On Tue, 6 Jan 2026 15:05:25 -0800
Guenter Roeck <[email protected]> wrote:
> > > /*
> > > * Use ftrace_number_of_pages to determine how many pages were
> > > * allocated
> > > */
> > > pages = ftrace_number_of_pages;
> > >
> > > start_pg = ftrace_allocate_pages(count);
> > > if (!start_pg)
> > > return -ENOMEM;
> > >
> > > /* ftrace_allocate_pages() increments ftrace_number_of_pages */
> > > pages = ftrace_number_of_pages - pages;
> > >
> >
> > That might work, assuming that the code updating ftrace_number_of_pages
> > is (mutex) protected. I don't immediately see that, and the
> > "mutex_lock(&ftrace_lock);" right after the above code makes me a bit
> > concerned.
> >
>
> One way to avoid the locking problem without potentially risky code changes
> would be to pass a pointer to pages to ftrace_allocate_pages() and to
> ftrace_allocate_records(), and to update it from there. I tested that and
> confirmed that it works.
I was originally going to suggest that, but when looking at the code, I
noticed that these variables could be useful. They are only updated on boot
up, module load, module unload and when module memory is freed.

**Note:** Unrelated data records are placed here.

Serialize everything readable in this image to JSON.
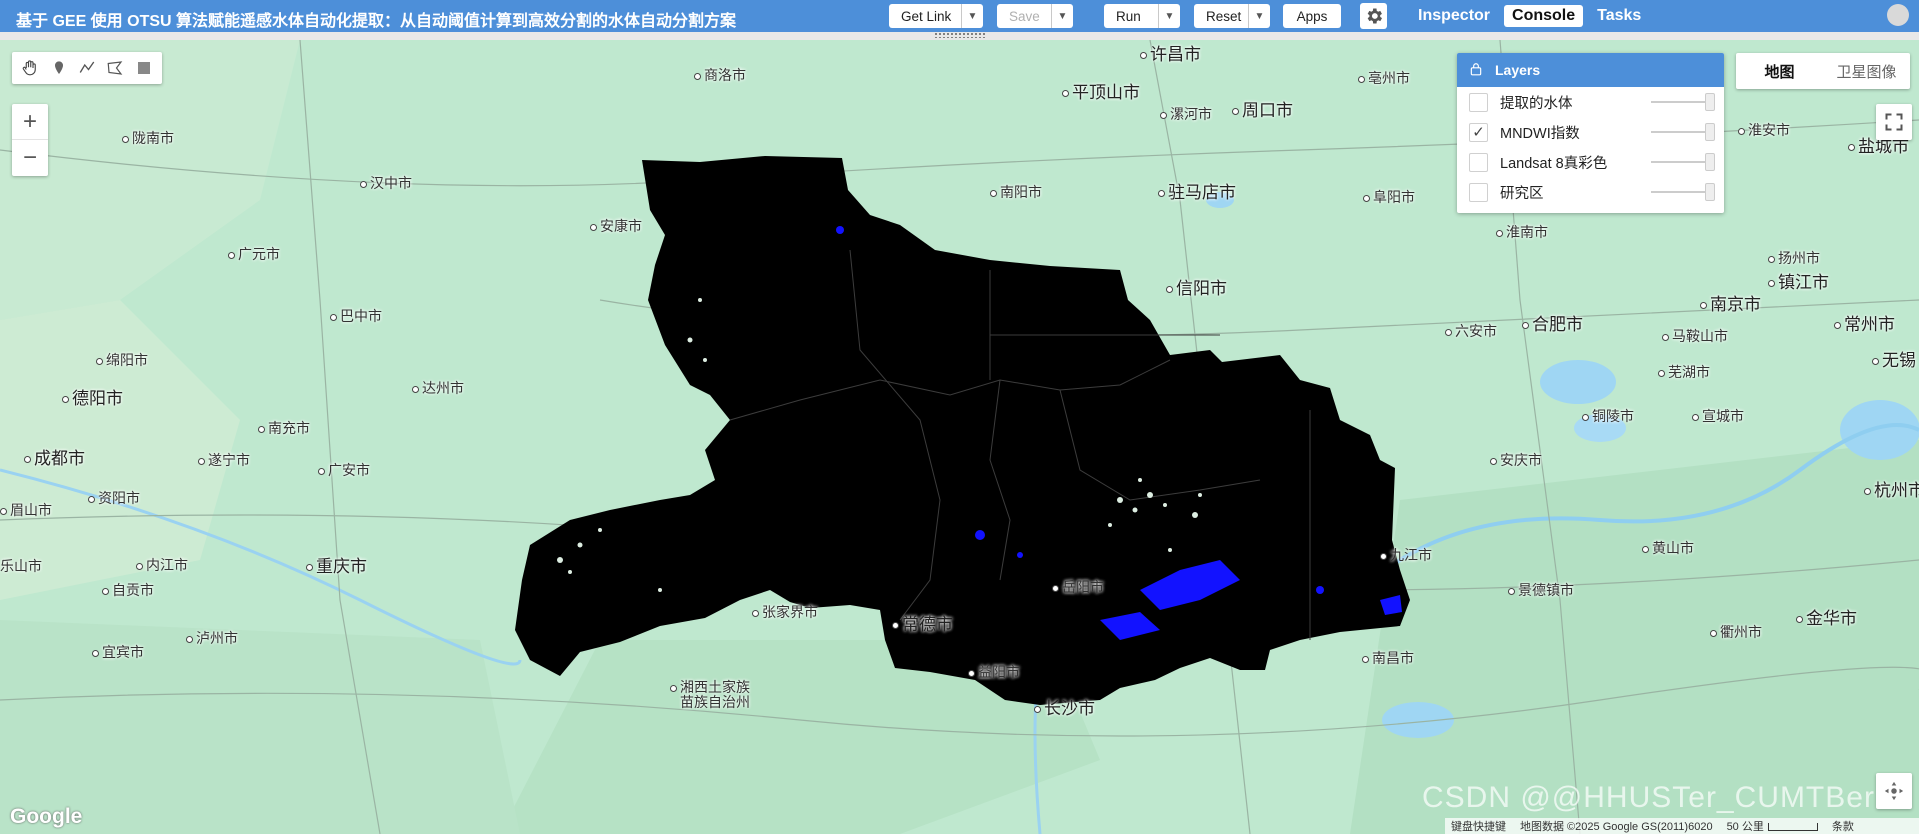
{
  "header": {
    "title": "基于 GEE 使用 OTSU 算法赋能遥感水体自动化提取：从自动阈值计算到高效分割的水体自动分割方案",
    "get_link": "Get Link",
    "save": "Save",
    "run": "Run",
    "reset": "Reset",
    "apps": "Apps",
    "tabs": [
      "Inspector",
      "Console",
      "Tasks"
    ],
    "active_tab": "Console"
  },
  "layers_panel": {
    "title": "Layers",
    "items": [
      {
        "label": "提取的水体",
        "checked": false
      },
      {
        "label": "MNDWI指数",
        "checked": true
      },
      {
        "label": "Landsat 8真彩色",
        "checked": false
      },
      {
        "label": "研究区",
        "checked": false
      }
    ]
  },
  "map_type": {
    "options": [
      "地图",
      "卫星图像"
    ],
    "selected": "地图"
  },
  "map_labels": {
    "cities": [
      "许昌市",
      "商洛市",
      "平顶山市",
      "周口市",
      "亳州市",
      "漯河市",
      "陇南市",
      "汉中市",
      "南阳市",
      "驻马店市",
      "阜阳市",
      "淮安市",
      "盐城市",
      "安康市",
      "广元市",
      "淮南市",
      "扬州市",
      "信阳市",
      "镇江市",
      "巴中市",
      "南京市",
      "六安市",
      "合肥市",
      "常州市",
      "马鞍山市",
      "绵阳市",
      "无锡",
      "德阳市",
      "达州市",
      "芜湖市",
      "南充市",
      "铜陵市",
      "宣城市",
      "成都市",
      "遂宁市",
      "广安市",
      "安庆市",
      "杭州市",
      "眉山市",
      "资阳市",
      "九江市",
      "黄山市",
      "内江市",
      "重庆市",
      "乐山市",
      "自贡市",
      "岳阳市",
      "景德镇市",
      "张家界市",
      "常德市",
      "金华市",
      "衢州市",
      "宜宾市",
      "泸州市",
      "益阳市",
      "南昌市",
      "湘西土家族",
      "苗族自治州",
      "长沙市"
    ]
  },
  "footer": {
    "google": "Google",
    "keyboard": "键盘快捷键",
    "map_data": "地图数据 ©2025 Google GS(2011)6020",
    "scale": "50 公里",
    "terms": "条款",
    "watermark": "CSDN @@HHUSTer_CUMTBer"
  },
  "colors": {
    "topbar": "#4d8fd9",
    "map_bg": "#bfe8cf",
    "mask": "#000000",
    "water": "#1212ff"
  }
}
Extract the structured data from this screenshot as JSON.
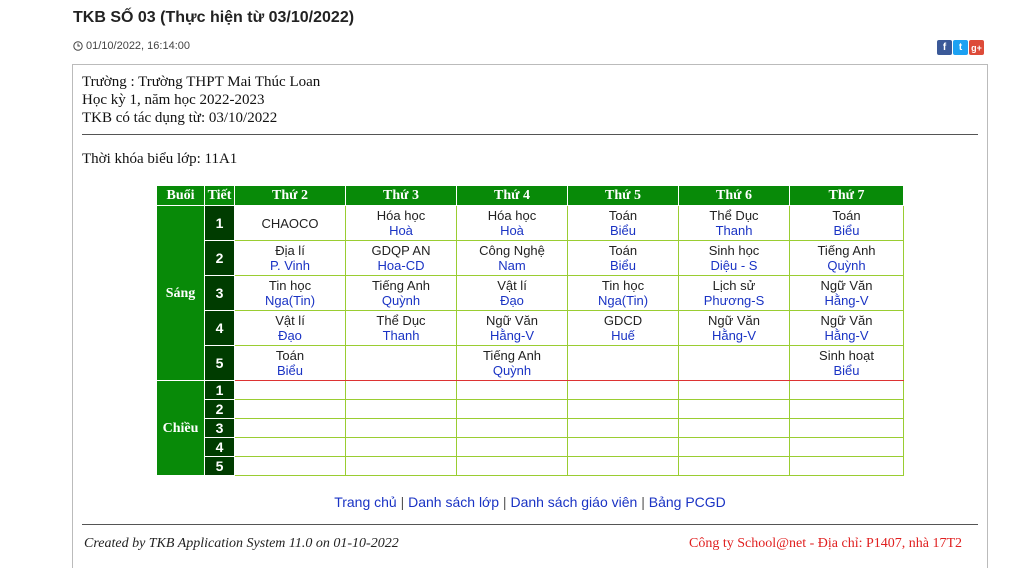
{
  "page": {
    "title": "TKB SỐ 03 (Thực hiện từ 03/10/2022)",
    "timestamp": "01/10/2022, 16:14:00"
  },
  "share": {
    "facebook": "f",
    "twitter": "t",
    "googleplus": "g+"
  },
  "school": {
    "name_line": "Trường : Trường THPT Mai Thúc Loan",
    "term_line": "Học kỳ 1, năm học 2022-2023",
    "effective_line": "TKB có tác dụng từ: 03/10/2022"
  },
  "class_title": "Thời khóa biểu lớp: 11A1",
  "timetable": {
    "headers": [
      "Buổi",
      "Tiết",
      "Thứ 2",
      "Thứ 3",
      "Thứ 4",
      "Thứ 5",
      "Thứ 6",
      "Thứ 7"
    ],
    "morning_label": "Sáng",
    "afternoon_label": "Chiều",
    "morning": [
      {
        "period": "1",
        "cells": [
          {
            "subject": "CHAOCO",
            "teacher": ""
          },
          {
            "subject": "Hóa học",
            "teacher": "Hoà"
          },
          {
            "subject": "Hóa học",
            "teacher": "Hoà"
          },
          {
            "subject": "Toán",
            "teacher": "Biểu"
          },
          {
            "subject": "Thể Dục",
            "teacher": "Thanh"
          },
          {
            "subject": "Toán",
            "teacher": "Biểu"
          }
        ]
      },
      {
        "period": "2",
        "cells": [
          {
            "subject": "Địa lí",
            "teacher": "P. Vinh"
          },
          {
            "subject": "GDQP AN",
            "teacher": "Hoa-CD"
          },
          {
            "subject": "Công Nghệ",
            "teacher": "Nam"
          },
          {
            "subject": "Toán",
            "teacher": "Biểu"
          },
          {
            "subject": "Sinh học",
            "teacher": "Diệu - S"
          },
          {
            "subject": "Tiếng Anh",
            "teacher": "Quỳnh"
          }
        ]
      },
      {
        "period": "3",
        "cells": [
          {
            "subject": "Tin học",
            "teacher": "Nga(Tin)"
          },
          {
            "subject": "Tiếng Anh",
            "teacher": "Quỳnh"
          },
          {
            "subject": "Vật lí",
            "teacher": "Đạo"
          },
          {
            "subject": "Tin học",
            "teacher": "Nga(Tin)"
          },
          {
            "subject": "Lịch sử",
            "teacher": "Phương-S"
          },
          {
            "subject": "Ngữ Văn",
            "teacher": "Hằng-V"
          }
        ]
      },
      {
        "period": "4",
        "cells": [
          {
            "subject": "Vật lí",
            "teacher": "Đạo"
          },
          {
            "subject": "Thể Dục",
            "teacher": "Thanh"
          },
          {
            "subject": "Ngữ Văn",
            "teacher": "Hằng-V"
          },
          {
            "subject": "GDCD",
            "teacher": "Huế"
          },
          {
            "subject": "Ngữ Văn",
            "teacher": "Hằng-V"
          },
          {
            "subject": "Ngữ Văn",
            "teacher": "Hằng-V"
          }
        ]
      },
      {
        "period": "5",
        "cells": [
          {
            "subject": "Toán",
            "teacher": "Biểu"
          },
          {
            "subject": "",
            "teacher": ""
          },
          {
            "subject": "Tiếng Anh",
            "teacher": "Quỳnh"
          },
          {
            "subject": "",
            "teacher": ""
          },
          {
            "subject": "",
            "teacher": ""
          },
          {
            "subject": "Sinh hoạt",
            "teacher": "Biểu"
          }
        ]
      }
    ],
    "afternoon_periods": [
      "1",
      "2",
      "3",
      "4",
      "5"
    ]
  },
  "nav": {
    "home": "Trang chủ",
    "classes": "Danh sách lớp",
    "teachers": "Danh sách giáo viên",
    "assignments": "Bảng PCGD",
    "separator": "|"
  },
  "footer": {
    "left": "Created by TKB Application System 11.0 on 01-10-2022",
    "right": "Công ty School@net - Địa chỉ: P1407, nhà 17T2"
  }
}
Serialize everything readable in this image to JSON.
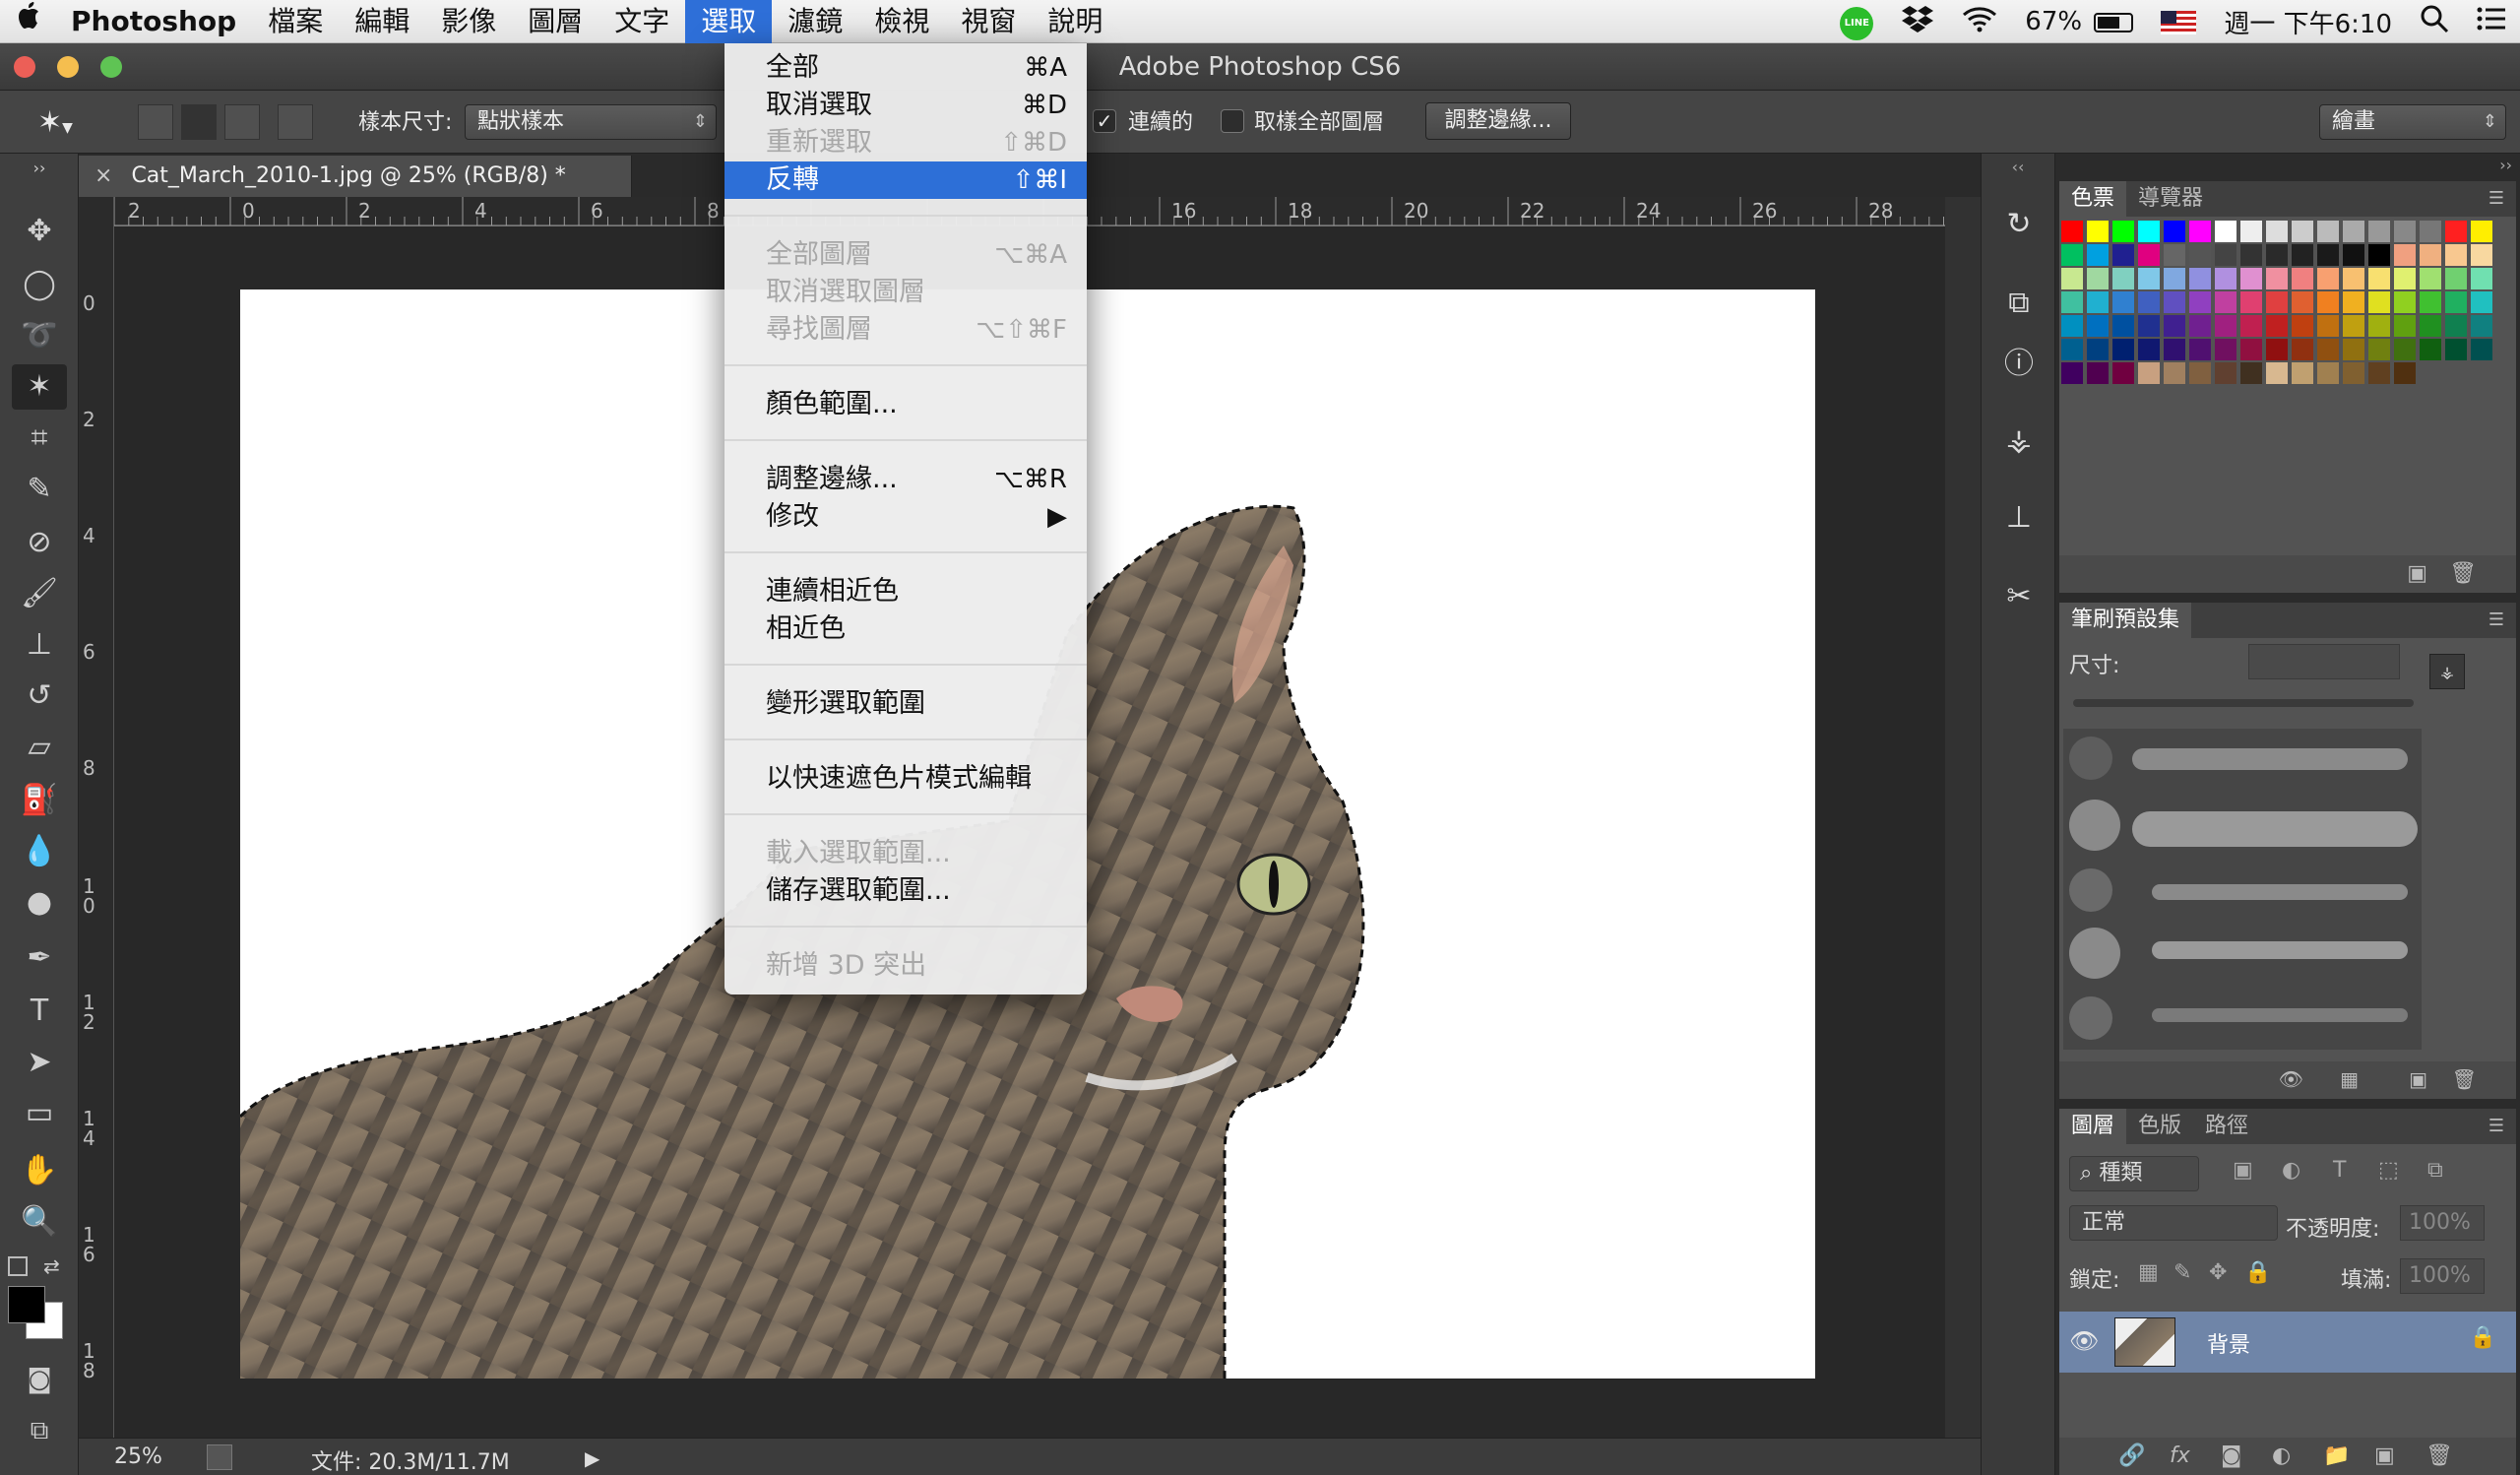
{
  "menubar": {
    "apple": "",
    "app": "Photoshop",
    "items": [
      "檔案",
      "編輯",
      "影像",
      "圖層",
      "文字",
      "選取",
      "濾鏡",
      "檢視",
      "視窗",
      "說明"
    ],
    "active_index": 5,
    "battery": "67%",
    "clock": "週一 下午6:10",
    "line_badge": "LINE"
  },
  "window": {
    "title": "Adobe Photoshop CS6"
  },
  "options_bar": {
    "sample_size_label": "樣本尺寸:",
    "sample_size_value": "點狀樣本",
    "contiguous_label": "連續的",
    "contiguous_checked": true,
    "sample_all_label": "取樣全部圖層",
    "sample_all_checked": false,
    "refine_edge_button": "調整邊緣...",
    "workspace_select": "繪畫"
  },
  "document": {
    "tab_title": "Cat_March_2010-1.jpg @ 25% (RGB/8) *",
    "tab_close": "×"
  },
  "ruler": {
    "h_ticks": [
      "2",
      "0",
      "2",
      "4",
      "6",
      "8",
      "16",
      "18",
      "20",
      "22",
      "24",
      "26",
      "28"
    ],
    "v_ticks": [
      "0",
      "2",
      "4",
      "6",
      "8",
      "1\n0",
      "1\n2",
      "1\n4",
      "1\n6",
      "1\n8"
    ]
  },
  "status": {
    "zoom": "25%",
    "doc_size": "文件: 20.3M/11.7M",
    "arrow": "▶"
  },
  "select_menu": {
    "items": [
      {
        "label": "全部",
        "shortcut": "⌘A",
        "disabled": false,
        "highlighted": false
      },
      {
        "label": "取消選取",
        "shortcut": "⌘D",
        "disabled": false,
        "highlighted": false
      },
      {
        "label": "重新選取",
        "shortcut": "⇧⌘D",
        "disabled": true,
        "highlighted": false
      },
      {
        "label": "反轉",
        "shortcut": "⇧⌘I",
        "disabled": false,
        "highlighted": true
      },
      {
        "label": "全部圖層",
        "shortcut": "⌥⌘A",
        "disabled": true,
        "highlighted": false
      },
      {
        "label": "取消選取圖層",
        "shortcut": "",
        "disabled": true,
        "highlighted": false
      },
      {
        "label": "尋找圖層",
        "shortcut": "⌥⇧⌘F",
        "disabled": true,
        "highlighted": false
      },
      {
        "label": "顏色範圍...",
        "shortcut": "",
        "disabled": false,
        "highlighted": false
      },
      {
        "label": "調整邊緣...",
        "shortcut": "⌥⌘R",
        "disabled": false,
        "highlighted": false
      },
      {
        "label": "修改",
        "shortcut": "▶",
        "disabled": false,
        "highlighted": false
      },
      {
        "label": "連續相近色",
        "shortcut": "",
        "disabled": false,
        "highlighted": false
      },
      {
        "label": "相近色",
        "shortcut": "",
        "disabled": false,
        "highlighted": false
      },
      {
        "label": "變形選取範圍",
        "shortcut": "",
        "disabled": false,
        "highlighted": false
      },
      {
        "label": "以快速遮色片模式編輯",
        "shortcut": "",
        "disabled": false,
        "highlighted": false
      },
      {
        "label": "載入選取範圍...",
        "shortcut": "",
        "disabled": true,
        "highlighted": false
      },
      {
        "label": "儲存選取範圍...",
        "shortcut": "",
        "disabled": false,
        "highlighted": false
      },
      {
        "label": "新增 3D 突出",
        "shortcut": "",
        "disabled": true,
        "highlighted": false
      }
    ]
  },
  "swatches_panel": {
    "tabs": [
      "色票",
      "導覽器"
    ]
  },
  "brush_panel": {
    "title": "筆刷預設集",
    "size_label": "尺寸:"
  },
  "layers_panel": {
    "tabs": [
      "圖層",
      "色版",
      "路徑"
    ],
    "filter_kind": "種類",
    "blend_mode": "正常",
    "opacity_label": "不透明度:",
    "opacity_value": "100%",
    "lock_label": "鎖定:",
    "fill_label": "填滿:",
    "fill_value": "100%",
    "layer_name": "背景"
  },
  "colors": {
    "menu_highlight": "#2d6fd7",
    "layer_selected": "#6f85a8",
    "close": "#ec5f57",
    "minimize": "#f5be4f",
    "zoom": "#5fc454"
  }
}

But looking into the module code, these updates are done outside of the
module_mutex. This means these values need to be converted to atomics as
they are updated without any protection.
Yeah, better to just get the value from passing in a parameter to both
ftrace_allocate_pages() and to ftrace_allocate_records().
Something like:
unsigend long pages = 0;
[..]
start_pg = ftrace_allocate_pages(count, &pages);
[..]
ftrace_allocate_pages(unsigned long num_to_init, unsigned long
*num_pages) {
[..]
cnt = ftrace_allocate_records(pg, num_to_init,
num_pages);
And have ftrace_allocte_records() have:
pages = 1 << order;
*num_pages += pages;
ftrace_number_of_pages += pages;
And I'll add another patch on top of this to make the variables atomic.